Volume 44, 2022International Conference on Automation, Computing and Communication 2022 (ICACC-2022)
|Number of page(s)||6|
|Published online||05 May 2022|
Diabetes & Heart Disease Prediction Using Machine Learning
Ramrao Adik Institute of Technology, D Y Patil Deemed to be University, Navi Mumbai, India
One of the root causes of mortality in today's world is the culmination of several heart disease and diabetes illnesses. In clinical data analysis, predicting multiple diseases is a significant challenge. The machine learning approach has proved to be functional in assisting in the decision-making and governing of large amounts of data generated by the healthcare field. The various experiments scratch the surface of machine learning to predict different diseases. The papers present a novel method for identifying significant features using machine learning techniques, which improves the diagnosis of multi-purpose disease prediction. The different features and many well-known classification methods are used to implement the prediction model to predict the heart disease and diabetes. The proposed method utilizes ensemble approach for achieving a higher degree of accuracy rates for by using classification algorithms and feature selection methods.

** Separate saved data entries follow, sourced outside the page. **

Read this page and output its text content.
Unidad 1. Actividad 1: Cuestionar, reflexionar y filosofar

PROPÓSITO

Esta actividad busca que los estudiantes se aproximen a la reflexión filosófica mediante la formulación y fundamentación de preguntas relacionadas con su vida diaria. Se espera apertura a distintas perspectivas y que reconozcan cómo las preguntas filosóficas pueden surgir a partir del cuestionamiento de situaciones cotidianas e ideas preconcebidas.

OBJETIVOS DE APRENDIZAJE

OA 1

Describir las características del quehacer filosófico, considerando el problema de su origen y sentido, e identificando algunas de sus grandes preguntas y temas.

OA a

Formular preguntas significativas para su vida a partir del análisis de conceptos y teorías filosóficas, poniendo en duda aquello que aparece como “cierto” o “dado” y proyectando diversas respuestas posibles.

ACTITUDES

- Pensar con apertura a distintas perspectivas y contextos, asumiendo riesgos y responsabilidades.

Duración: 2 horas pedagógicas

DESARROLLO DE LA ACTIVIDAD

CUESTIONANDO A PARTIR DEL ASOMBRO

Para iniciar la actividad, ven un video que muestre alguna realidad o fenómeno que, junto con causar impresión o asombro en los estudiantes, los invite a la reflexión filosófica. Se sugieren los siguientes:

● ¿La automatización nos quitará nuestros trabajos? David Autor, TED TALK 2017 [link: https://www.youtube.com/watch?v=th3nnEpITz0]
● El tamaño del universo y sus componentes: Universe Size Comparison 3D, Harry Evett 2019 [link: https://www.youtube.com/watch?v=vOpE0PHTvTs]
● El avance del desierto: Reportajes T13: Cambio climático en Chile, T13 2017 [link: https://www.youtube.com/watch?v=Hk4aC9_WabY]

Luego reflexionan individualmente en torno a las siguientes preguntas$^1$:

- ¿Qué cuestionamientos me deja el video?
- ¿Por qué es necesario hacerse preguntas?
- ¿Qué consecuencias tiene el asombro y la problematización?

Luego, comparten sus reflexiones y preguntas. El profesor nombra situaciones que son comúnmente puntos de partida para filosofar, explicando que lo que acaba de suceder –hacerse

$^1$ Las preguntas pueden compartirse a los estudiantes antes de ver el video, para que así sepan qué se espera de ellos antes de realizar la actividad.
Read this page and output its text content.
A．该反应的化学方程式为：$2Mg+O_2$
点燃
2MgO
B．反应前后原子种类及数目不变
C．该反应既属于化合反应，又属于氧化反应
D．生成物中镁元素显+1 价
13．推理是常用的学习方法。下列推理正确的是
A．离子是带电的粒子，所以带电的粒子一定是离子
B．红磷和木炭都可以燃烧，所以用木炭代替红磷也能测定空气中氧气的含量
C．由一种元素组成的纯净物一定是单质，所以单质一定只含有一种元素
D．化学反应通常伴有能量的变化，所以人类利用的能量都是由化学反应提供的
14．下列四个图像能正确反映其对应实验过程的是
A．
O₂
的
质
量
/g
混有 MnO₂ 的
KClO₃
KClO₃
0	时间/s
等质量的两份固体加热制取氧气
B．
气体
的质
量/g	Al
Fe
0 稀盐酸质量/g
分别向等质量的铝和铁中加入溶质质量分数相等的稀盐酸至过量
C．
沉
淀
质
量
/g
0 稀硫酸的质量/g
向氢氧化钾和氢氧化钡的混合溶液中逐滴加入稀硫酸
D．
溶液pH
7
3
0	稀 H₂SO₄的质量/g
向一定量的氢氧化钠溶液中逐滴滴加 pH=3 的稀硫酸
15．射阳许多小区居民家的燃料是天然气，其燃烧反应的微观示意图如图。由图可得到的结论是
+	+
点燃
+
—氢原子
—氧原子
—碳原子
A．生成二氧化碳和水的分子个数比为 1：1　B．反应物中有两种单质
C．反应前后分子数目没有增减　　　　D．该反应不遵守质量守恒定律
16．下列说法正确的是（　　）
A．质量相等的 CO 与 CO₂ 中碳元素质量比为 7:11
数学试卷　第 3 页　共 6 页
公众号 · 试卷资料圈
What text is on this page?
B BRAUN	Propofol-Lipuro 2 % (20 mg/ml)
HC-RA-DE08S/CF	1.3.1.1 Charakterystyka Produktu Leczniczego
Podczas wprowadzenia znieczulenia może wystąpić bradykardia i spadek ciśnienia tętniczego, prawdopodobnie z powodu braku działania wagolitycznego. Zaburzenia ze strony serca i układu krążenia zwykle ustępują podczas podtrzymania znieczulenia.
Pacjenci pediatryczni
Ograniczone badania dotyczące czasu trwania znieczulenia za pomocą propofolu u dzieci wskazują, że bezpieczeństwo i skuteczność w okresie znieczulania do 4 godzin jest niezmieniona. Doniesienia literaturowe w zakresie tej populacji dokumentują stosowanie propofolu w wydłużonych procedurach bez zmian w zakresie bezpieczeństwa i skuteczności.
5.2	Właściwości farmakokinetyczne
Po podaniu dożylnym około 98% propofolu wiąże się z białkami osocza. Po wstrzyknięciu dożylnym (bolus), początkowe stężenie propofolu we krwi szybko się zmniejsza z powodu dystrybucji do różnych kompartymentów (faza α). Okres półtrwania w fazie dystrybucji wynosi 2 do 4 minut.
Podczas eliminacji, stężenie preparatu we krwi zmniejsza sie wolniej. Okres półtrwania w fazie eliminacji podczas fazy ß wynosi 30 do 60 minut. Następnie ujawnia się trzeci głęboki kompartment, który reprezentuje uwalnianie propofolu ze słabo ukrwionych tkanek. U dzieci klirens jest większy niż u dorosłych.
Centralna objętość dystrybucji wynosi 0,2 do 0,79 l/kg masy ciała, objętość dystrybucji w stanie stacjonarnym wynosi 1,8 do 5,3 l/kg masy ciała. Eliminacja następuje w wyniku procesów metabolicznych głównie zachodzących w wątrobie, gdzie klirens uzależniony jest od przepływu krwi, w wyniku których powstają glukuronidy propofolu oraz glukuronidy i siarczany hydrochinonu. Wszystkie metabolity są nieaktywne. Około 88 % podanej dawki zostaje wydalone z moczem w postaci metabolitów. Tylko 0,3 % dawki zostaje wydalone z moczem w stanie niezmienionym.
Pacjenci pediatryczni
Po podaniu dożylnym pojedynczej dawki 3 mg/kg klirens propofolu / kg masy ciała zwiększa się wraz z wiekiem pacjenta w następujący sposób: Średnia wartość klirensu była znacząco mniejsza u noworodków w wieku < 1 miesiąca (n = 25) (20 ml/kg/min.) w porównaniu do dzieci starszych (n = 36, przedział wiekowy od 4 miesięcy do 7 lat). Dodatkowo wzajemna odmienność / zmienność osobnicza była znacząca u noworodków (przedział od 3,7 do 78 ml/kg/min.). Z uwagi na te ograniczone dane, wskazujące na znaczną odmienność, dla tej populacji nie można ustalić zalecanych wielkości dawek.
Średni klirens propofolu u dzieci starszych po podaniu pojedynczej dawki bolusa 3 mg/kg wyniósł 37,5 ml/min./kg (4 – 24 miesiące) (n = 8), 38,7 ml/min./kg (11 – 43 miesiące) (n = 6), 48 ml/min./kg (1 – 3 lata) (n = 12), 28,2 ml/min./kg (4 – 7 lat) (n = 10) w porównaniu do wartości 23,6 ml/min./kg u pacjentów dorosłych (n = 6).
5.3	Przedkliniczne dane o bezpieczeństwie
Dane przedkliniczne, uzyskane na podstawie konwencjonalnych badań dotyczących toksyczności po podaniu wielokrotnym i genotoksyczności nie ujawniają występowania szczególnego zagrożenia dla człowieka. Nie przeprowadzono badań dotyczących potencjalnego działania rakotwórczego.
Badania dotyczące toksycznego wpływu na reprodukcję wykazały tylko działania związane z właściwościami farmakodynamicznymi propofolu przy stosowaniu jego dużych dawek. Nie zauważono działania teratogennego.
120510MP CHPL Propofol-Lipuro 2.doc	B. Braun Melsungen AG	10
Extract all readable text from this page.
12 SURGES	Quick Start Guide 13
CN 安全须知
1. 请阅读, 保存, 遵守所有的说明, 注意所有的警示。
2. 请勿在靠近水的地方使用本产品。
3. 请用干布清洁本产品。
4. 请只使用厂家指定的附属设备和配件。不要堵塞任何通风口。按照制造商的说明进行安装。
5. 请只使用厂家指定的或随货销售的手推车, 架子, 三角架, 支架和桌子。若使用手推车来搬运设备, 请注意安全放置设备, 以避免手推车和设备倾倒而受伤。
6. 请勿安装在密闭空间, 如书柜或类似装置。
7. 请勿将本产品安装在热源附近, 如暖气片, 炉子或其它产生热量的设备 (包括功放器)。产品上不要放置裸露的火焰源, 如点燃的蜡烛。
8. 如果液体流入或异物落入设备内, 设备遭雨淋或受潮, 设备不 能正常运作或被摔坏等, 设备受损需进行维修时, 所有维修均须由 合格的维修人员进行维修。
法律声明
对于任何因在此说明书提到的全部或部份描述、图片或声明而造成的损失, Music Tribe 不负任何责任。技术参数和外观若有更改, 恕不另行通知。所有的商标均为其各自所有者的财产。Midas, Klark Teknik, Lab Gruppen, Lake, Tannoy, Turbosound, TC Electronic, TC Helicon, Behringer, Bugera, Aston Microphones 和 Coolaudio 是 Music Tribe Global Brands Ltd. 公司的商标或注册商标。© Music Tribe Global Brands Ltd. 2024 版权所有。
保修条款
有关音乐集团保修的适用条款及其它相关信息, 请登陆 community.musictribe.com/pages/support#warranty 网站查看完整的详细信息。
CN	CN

The proposed method implements voting classifier that has sigmoid SVC, AdaBoost, and Decision tree algorithms. The paper also implements the traditional classifiers and presents the comparison of different models in terms of accuracy. The web application is also developed for users to avail its services very easily and make it convenient for their use, particularly in the prediction of heart and diabetes collectively.
Key words: Machine Learning / classification / feature selection / prediction / heart disease / diabetes
© The Authors, published by EDP Sciences, 2022
This is an Open Access article distributed under the terms of the Creative Commons Attribution License 4.0, which permits unrestricted use, distribution, and reproduction in any medium, provided the original work is properly cited.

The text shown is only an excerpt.